Puisque la durée d'un jour n'est que de deux délais, empresse-toi,

bois du vin, du vin limpide; tu ne retrouveras plus ton existence écoulée,

et, puisque le monde entraîne tout à une ruine complète,

imite-le, et, toi aussi, sois jour et nuit ruiné dans le vin

 

 

11


La distance qui sépare l'incrédulité de la foi n'est qu'un souffle,

celle qui sépare le doute de la certitude n'est également que d'un souffle;

passons donc gaiement cet espace précieux d'un souffle:

notre vie n'excède pas la durée d'un souffle.

 

 

12


Mon tour d'existence s'est écoulé en quelques jours.

Il est passé comme passe le vent du désert.

Tant qu'il me restera un souffle de vie, il y a 2 jours dont je ne m'inquiéterai pas

c'est le jour qui n'est pas venu et celui qui est passé.

 

 

13


Ce rubis précieux vient d'une mine sans égale

cette perle unique est empreinte d'un sceau incomparable;

nos différentes conclusions sur cette matière sont erronées,

l'énigme du véritable amour s'explique dans un langage à part.

 

 

14


Puisque c'est aujourd'hui mon tour de jeunesse,

j'entends le passer à boire du vin, car tel est mon bon plaisir.

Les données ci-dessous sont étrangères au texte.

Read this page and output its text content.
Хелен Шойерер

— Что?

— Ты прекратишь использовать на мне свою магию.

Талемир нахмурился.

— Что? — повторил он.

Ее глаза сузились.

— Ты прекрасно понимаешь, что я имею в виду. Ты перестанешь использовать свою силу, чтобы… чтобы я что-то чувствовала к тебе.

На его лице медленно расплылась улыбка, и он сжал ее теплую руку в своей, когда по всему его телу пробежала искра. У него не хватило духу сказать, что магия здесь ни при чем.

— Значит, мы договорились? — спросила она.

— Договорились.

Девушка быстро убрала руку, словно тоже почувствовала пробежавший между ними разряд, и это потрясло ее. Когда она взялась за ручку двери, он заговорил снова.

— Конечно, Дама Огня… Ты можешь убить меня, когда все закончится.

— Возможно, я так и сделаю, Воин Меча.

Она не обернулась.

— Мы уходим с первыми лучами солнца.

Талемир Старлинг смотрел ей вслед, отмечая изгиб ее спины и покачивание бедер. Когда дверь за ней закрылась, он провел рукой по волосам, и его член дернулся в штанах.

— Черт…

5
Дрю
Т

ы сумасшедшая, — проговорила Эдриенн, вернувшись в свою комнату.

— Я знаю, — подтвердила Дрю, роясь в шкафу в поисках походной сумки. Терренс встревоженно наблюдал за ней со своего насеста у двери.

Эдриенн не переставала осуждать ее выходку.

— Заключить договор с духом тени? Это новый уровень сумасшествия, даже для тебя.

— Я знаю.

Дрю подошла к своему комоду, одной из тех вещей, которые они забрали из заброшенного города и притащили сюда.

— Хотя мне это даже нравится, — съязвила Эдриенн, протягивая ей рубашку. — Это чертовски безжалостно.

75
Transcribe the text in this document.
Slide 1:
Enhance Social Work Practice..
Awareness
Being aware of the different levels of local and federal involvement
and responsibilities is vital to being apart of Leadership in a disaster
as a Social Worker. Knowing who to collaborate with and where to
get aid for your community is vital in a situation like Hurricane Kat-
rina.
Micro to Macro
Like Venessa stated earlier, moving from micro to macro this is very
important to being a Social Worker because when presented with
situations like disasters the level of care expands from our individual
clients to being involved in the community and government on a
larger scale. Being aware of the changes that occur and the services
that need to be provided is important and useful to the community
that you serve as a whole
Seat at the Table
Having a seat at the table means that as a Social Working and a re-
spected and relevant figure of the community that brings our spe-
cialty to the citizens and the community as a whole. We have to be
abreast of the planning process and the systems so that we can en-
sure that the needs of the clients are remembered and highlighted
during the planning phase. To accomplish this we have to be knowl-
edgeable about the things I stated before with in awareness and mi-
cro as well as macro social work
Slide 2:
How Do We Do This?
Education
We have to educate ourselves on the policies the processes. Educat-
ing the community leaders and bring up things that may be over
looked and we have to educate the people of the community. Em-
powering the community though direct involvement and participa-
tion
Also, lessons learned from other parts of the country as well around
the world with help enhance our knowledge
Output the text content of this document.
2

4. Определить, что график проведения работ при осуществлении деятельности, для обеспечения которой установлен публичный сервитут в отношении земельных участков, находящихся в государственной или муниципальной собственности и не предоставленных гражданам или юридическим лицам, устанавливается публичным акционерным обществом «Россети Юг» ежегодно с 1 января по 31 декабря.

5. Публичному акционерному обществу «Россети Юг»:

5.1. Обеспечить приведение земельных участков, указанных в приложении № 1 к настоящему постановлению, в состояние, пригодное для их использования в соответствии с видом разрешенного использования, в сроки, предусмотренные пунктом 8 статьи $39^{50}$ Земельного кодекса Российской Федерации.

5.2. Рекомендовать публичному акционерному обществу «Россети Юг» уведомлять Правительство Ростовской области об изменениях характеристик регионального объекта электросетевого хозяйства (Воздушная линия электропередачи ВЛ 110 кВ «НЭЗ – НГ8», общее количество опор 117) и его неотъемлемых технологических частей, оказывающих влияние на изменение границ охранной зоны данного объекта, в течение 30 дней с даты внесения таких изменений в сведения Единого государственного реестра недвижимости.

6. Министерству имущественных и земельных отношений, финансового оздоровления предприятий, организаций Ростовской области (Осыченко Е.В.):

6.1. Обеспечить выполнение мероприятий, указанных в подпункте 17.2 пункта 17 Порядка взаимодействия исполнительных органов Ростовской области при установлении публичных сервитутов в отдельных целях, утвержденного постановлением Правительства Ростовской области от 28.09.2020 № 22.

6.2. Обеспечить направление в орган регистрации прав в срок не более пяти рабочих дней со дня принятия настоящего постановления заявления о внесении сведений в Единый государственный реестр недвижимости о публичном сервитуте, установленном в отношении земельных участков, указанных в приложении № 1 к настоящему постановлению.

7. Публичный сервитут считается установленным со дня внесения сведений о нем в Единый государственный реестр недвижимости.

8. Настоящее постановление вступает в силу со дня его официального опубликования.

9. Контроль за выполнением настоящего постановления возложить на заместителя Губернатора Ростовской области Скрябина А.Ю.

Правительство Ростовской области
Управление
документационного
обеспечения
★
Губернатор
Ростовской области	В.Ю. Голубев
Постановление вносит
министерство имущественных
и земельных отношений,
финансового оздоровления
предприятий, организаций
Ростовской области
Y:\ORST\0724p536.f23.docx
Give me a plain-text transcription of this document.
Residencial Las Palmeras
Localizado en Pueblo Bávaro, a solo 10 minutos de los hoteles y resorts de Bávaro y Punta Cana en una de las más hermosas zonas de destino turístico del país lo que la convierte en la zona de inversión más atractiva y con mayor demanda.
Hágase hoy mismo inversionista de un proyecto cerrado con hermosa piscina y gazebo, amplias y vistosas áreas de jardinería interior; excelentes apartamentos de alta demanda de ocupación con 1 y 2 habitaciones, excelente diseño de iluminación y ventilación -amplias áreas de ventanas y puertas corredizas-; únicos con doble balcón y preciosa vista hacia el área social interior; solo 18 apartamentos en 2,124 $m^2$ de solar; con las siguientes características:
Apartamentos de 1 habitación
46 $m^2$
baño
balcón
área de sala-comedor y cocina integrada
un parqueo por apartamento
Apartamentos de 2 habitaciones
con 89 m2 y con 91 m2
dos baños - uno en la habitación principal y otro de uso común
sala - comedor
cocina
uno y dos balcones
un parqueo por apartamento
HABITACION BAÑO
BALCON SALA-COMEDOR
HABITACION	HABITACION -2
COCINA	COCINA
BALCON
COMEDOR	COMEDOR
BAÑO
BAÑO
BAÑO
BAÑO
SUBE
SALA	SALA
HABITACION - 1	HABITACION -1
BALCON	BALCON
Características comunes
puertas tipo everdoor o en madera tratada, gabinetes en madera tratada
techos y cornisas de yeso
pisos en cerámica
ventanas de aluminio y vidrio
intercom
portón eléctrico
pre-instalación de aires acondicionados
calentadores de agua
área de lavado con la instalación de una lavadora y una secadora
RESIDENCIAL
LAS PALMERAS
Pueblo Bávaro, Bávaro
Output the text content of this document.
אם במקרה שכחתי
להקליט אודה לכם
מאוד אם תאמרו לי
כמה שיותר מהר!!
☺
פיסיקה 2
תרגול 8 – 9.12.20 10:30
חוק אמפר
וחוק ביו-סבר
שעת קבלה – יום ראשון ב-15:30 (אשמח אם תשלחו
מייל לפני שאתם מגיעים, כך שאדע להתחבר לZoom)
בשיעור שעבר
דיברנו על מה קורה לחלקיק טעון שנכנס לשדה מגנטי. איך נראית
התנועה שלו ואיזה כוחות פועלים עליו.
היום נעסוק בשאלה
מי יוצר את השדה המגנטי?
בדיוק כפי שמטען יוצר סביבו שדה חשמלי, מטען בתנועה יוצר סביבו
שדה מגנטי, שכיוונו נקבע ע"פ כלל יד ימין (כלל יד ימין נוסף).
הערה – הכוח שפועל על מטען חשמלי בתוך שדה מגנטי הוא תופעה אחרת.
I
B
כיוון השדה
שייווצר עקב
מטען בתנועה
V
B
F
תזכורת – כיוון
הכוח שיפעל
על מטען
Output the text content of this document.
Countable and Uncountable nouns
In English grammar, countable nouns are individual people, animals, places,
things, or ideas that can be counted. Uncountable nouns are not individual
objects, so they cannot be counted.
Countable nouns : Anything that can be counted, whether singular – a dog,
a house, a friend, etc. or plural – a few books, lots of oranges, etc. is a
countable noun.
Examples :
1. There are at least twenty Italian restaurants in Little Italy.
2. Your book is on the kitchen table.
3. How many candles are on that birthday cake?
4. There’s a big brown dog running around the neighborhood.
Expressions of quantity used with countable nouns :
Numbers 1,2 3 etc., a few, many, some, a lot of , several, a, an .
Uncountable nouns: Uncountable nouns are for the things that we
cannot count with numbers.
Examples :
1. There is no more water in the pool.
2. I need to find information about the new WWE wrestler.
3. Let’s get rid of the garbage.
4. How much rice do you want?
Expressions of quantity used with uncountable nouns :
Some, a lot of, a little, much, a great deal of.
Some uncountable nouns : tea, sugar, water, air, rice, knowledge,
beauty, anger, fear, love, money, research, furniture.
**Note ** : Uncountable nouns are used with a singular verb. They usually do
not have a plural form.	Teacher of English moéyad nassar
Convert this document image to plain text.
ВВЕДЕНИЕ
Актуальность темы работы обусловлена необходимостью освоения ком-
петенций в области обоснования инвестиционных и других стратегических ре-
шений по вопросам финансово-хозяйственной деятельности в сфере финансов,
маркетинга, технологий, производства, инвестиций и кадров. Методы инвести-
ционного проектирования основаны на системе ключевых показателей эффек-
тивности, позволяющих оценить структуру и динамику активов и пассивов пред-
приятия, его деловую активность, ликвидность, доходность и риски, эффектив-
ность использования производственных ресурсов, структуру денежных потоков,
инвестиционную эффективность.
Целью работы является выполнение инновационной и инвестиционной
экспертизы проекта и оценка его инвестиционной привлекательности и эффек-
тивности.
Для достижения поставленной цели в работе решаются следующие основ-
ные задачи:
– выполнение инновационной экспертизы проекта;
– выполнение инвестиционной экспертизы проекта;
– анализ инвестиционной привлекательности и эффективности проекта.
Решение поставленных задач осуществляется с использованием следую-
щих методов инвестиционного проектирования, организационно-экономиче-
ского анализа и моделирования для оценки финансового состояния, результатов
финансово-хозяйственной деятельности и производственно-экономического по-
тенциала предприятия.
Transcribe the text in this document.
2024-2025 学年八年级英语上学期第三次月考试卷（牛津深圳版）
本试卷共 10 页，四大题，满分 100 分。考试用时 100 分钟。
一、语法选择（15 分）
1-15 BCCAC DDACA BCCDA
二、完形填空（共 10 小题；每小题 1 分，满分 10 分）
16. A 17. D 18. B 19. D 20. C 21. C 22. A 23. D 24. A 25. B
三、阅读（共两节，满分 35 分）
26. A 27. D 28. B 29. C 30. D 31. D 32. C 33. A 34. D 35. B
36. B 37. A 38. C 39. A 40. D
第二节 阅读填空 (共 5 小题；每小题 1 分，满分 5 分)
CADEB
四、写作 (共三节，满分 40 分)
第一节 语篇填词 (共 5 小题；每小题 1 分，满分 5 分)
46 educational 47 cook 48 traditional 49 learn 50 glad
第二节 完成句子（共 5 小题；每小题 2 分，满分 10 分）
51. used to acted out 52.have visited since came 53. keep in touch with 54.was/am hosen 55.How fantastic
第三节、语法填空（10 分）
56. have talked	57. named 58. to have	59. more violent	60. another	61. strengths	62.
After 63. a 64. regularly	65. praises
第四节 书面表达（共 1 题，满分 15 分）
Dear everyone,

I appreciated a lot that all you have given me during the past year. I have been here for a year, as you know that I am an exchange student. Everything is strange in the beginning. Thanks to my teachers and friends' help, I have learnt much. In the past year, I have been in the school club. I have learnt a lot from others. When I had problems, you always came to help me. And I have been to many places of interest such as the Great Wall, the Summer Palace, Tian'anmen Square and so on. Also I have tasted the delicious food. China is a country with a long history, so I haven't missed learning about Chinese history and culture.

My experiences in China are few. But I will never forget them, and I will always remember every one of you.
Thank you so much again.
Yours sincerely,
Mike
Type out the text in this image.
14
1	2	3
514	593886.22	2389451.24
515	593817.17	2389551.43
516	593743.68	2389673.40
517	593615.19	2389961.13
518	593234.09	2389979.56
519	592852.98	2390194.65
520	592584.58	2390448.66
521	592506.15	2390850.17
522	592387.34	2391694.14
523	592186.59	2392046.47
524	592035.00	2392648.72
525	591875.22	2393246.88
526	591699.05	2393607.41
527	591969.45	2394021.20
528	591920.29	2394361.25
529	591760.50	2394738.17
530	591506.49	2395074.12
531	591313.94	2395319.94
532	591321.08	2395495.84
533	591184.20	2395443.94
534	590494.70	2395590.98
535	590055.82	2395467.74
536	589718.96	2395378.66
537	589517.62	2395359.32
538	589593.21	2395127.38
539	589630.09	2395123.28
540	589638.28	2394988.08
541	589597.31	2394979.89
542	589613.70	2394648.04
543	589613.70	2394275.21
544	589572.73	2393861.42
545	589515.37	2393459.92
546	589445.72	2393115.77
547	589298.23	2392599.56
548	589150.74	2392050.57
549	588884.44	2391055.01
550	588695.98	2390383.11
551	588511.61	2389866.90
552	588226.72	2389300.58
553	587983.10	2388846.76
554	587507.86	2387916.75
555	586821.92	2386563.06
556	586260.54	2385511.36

N'allez pas, à cause de son amertume, médire de ce délicieux jus,

il est amer que parce qu'il est ma vie.

 

 

15


O mon pauvre coeur! ton sort est d'être meurtri jusqu'au sang par le chagrin,

puisque ta nature veut que tu sois chaque jour accablé d'un nouveau tourment,

alors, ô âme! dis-moi ce que tu es venue faire dans mon corps,

dis, puisque tu dois enfin le quitter un jour?

 

 

16


Il ne faut pas sans nécessité aller frapper à chaque porte.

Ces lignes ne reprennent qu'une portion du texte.